Student writing by KA.

I don't feel like writing because I'm in a lot of physical pain. Actually, I see now it's not the physical pain that makes me not want to write, it's the voices below the physical pain. The seething pit of intestines trying to convince me, again, that…

I stopped writing…

I hear the words, I feel the words… But they hide from the page.

Is it you, the listener, the reader, that I want to hide from? Or, is it myself? Or, isn't that part of myself that does that speaking?

For years now… Again, I stopped writing.

What do you need in order to allow me to write down what you were telling me, what you are flooding the system with?

--"Don't show anyone," the voice, the energy, the angry being seems to be saying.

--"I fucking hate you and I fucking hate life and I am fucking trying to kill you," says the voice inside.

Again, I stopped writing. My first response is "what I AM I going to DO with this?" After all, I have so much experience with it, with the doing something.

--She's going to read this aloud.--

More selves show up…"It helps us," they say.

Okay. So, I continually sought to free myself of this part of myself, this part of myself that seems to perceive itself as a nasty fly who we all  ought to all swat, who is continually convincing us that we are all going to die.

Oh, wait… perhaps, perhaps... is this the freedom I've been seeking in all those 12-Step meetings, and all this healing work, and in creating a healing business?

What does a self do when it is a baby and the baby is dying? Dying from violence? Dying from starvation? Dying from emptiness? Wouldn't it makes sense for a self to internally protect the baby, to regulate all that death away from the core of existence, away to die instead in layers in hopes of finding a solution before the life force no longer had the chance?
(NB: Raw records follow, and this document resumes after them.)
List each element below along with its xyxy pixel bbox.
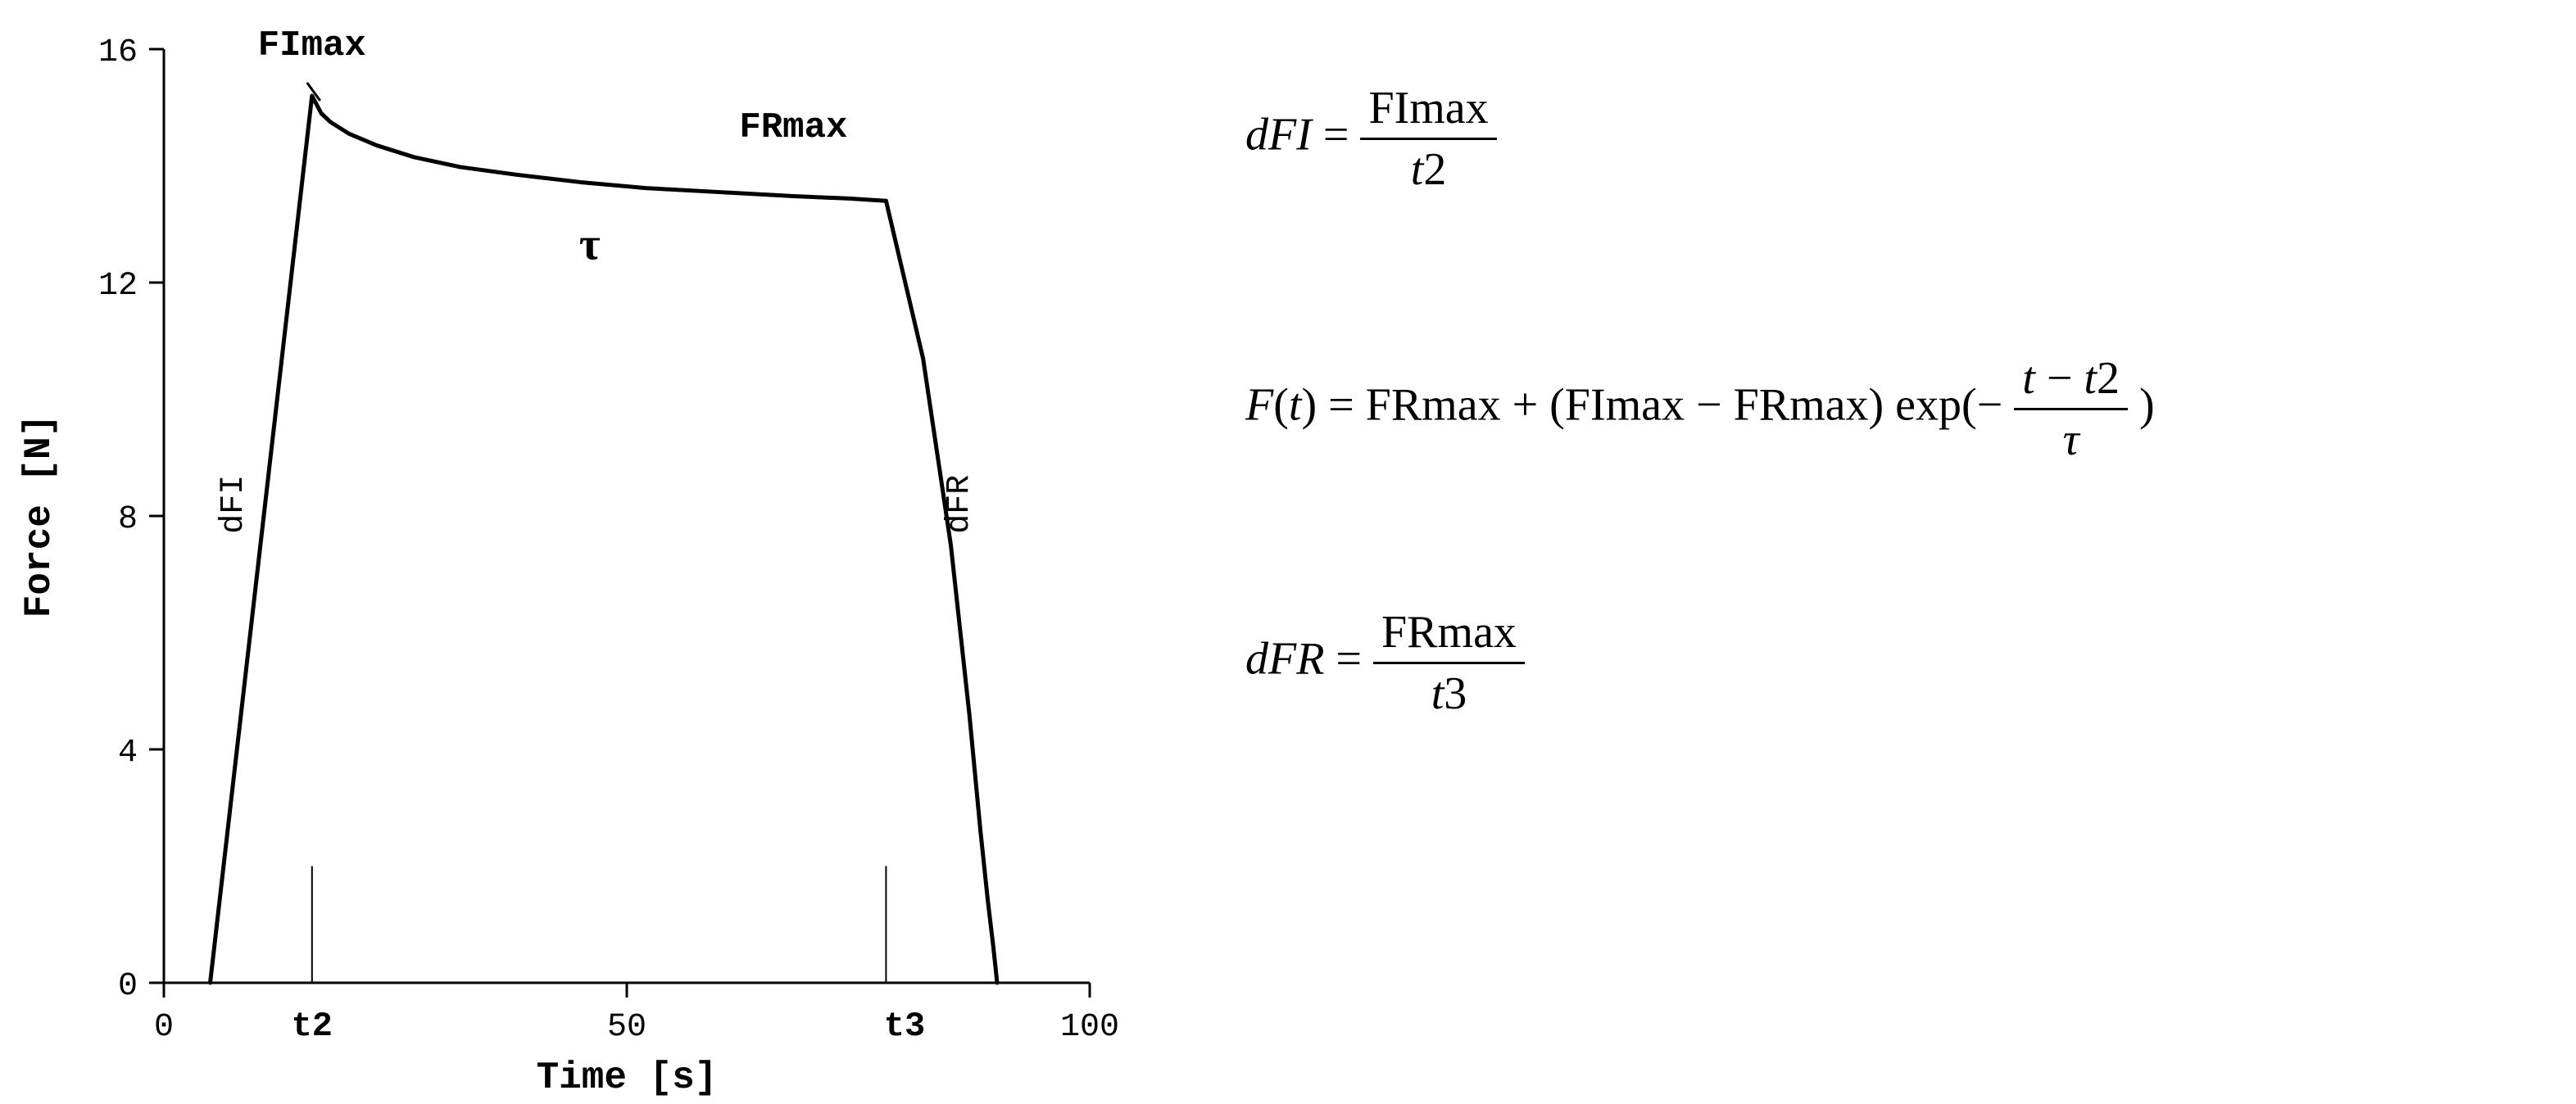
svg-text:16: 16	[98, 34, 138, 71]
eq2-tail: )	[2139, 379, 2155, 430]
eq2-open: (	[1273, 379, 1289, 430]
equation-Ft: F(t) = FRmax + (FImax − FRmax) exp(− t −…	[1245, 352, 2155, 466]
svg-text:t3: t3	[884, 1007, 925, 1046]
svg-text:dFR: dFR	[941, 475, 978, 534]
svg-text:τ: τ	[579, 219, 601, 270]
force-time-chart: 0 4 8 12 16 0 50 100 Time [s] Force [N] FImax FRmax…	[0, 0, 1163, 1104]
eq2-F: F	[1245, 379, 1273, 430]
eq2-num-t2: t	[2084, 353, 2097, 404]
svg-text:100: 100	[1060, 1009, 1119, 1046]
eq3-den: t3	[1373, 664, 1525, 720]
svg-text:Force [N]: Force [N]	[18, 414, 61, 618]
eq3-num: FRmax	[1373, 606, 1525, 664]
eq2-num-t1: t	[2022, 353, 2035, 404]
eq2-body: ) = FRmax + (FImax − FRmax) exp(−	[1301, 379, 2002, 430]
svg-text:FImax: FImax	[258, 25, 366, 66]
eq1-num: FImax	[1360, 82, 1496, 140]
eq2-num-mid: −	[2035, 353, 2084, 404]
svg-text:FRmax: FRmax	[739, 107, 847, 148]
eq1-fraction: FImax t2	[1360, 82, 1496, 196]
page-root: 0 4 8 12 16 0 50 100 Time [s] Force [N] FImax FRmax…	[0, 0, 2576, 1104]
svg-text:Time [s]: Time [s]	[537, 1056, 718, 1099]
eq1-den-var: t	[1411, 144, 1424, 195]
eq1-lhs: dFI	[1245, 109, 1312, 160]
svg-text:dFI: dFI	[215, 475, 252, 534]
eq1-den: t2	[1360, 140, 1496, 196]
eq3-den-var: t	[1431, 668, 1444, 719]
eq2-num: t − t2	[2014, 352, 2128, 410]
svg-text:0: 0	[118, 968, 138, 1005]
svg-text:8: 8	[118, 501, 138, 538]
eq1-equals: =	[1323, 109, 1361, 160]
svg-text:0: 0	[154, 1009, 174, 1046]
svg-text:50: 50	[607, 1009, 646, 1046]
svg-text:4: 4	[118, 735, 138, 771]
eq2-t: t	[1289, 379, 1302, 430]
eq3-lhs: dFR	[1245, 633, 1324, 684]
eq2-num-tail: 2	[2097, 353, 2120, 404]
eq2-fraction: t − t2 τ	[2014, 352, 2128, 466]
svg-text:12: 12	[98, 268, 138, 305]
eq3-fraction: FRmax t3	[1373, 606, 1525, 720]
eq1-den-tail: 2	[1423, 144, 1446, 195]
svg-text:t2: t2	[292, 1007, 333, 1046]
equation-dFI: dFI = FImax t2	[1245, 82, 1497, 196]
eq3-equals: =	[1336, 633, 1373, 684]
eq2-den: τ	[2014, 410, 2128, 466]
eq3-den-tail: 3	[1444, 668, 1467, 719]
equation-dFR: dFR = FRmax t3	[1245, 606, 1525, 720]
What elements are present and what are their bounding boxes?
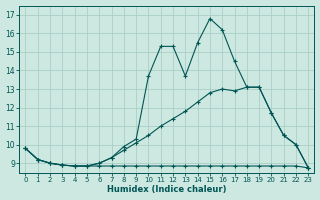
- X-axis label: Humidex (Indice chaleur): Humidex (Indice chaleur): [107, 185, 227, 194]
Then, as the baby grew, how would she learn to reintegrate this part within her, this hero? How would she coax it back to the living or would it need to continually make itself known in the only way that it knew how? Alcoholism at 13? Dogs as lovers to carry any hope for a passion for living? Marijuana always first thing in the morning? Who would want to get out of bed otherwise, when they were carrying death around their neck, when death had actually saved their life?

Then, then the brother dies and not her. Not her. The brother. And, somehow, somehow, it must of been her fault. Somehow, because she was the one who had invited death in.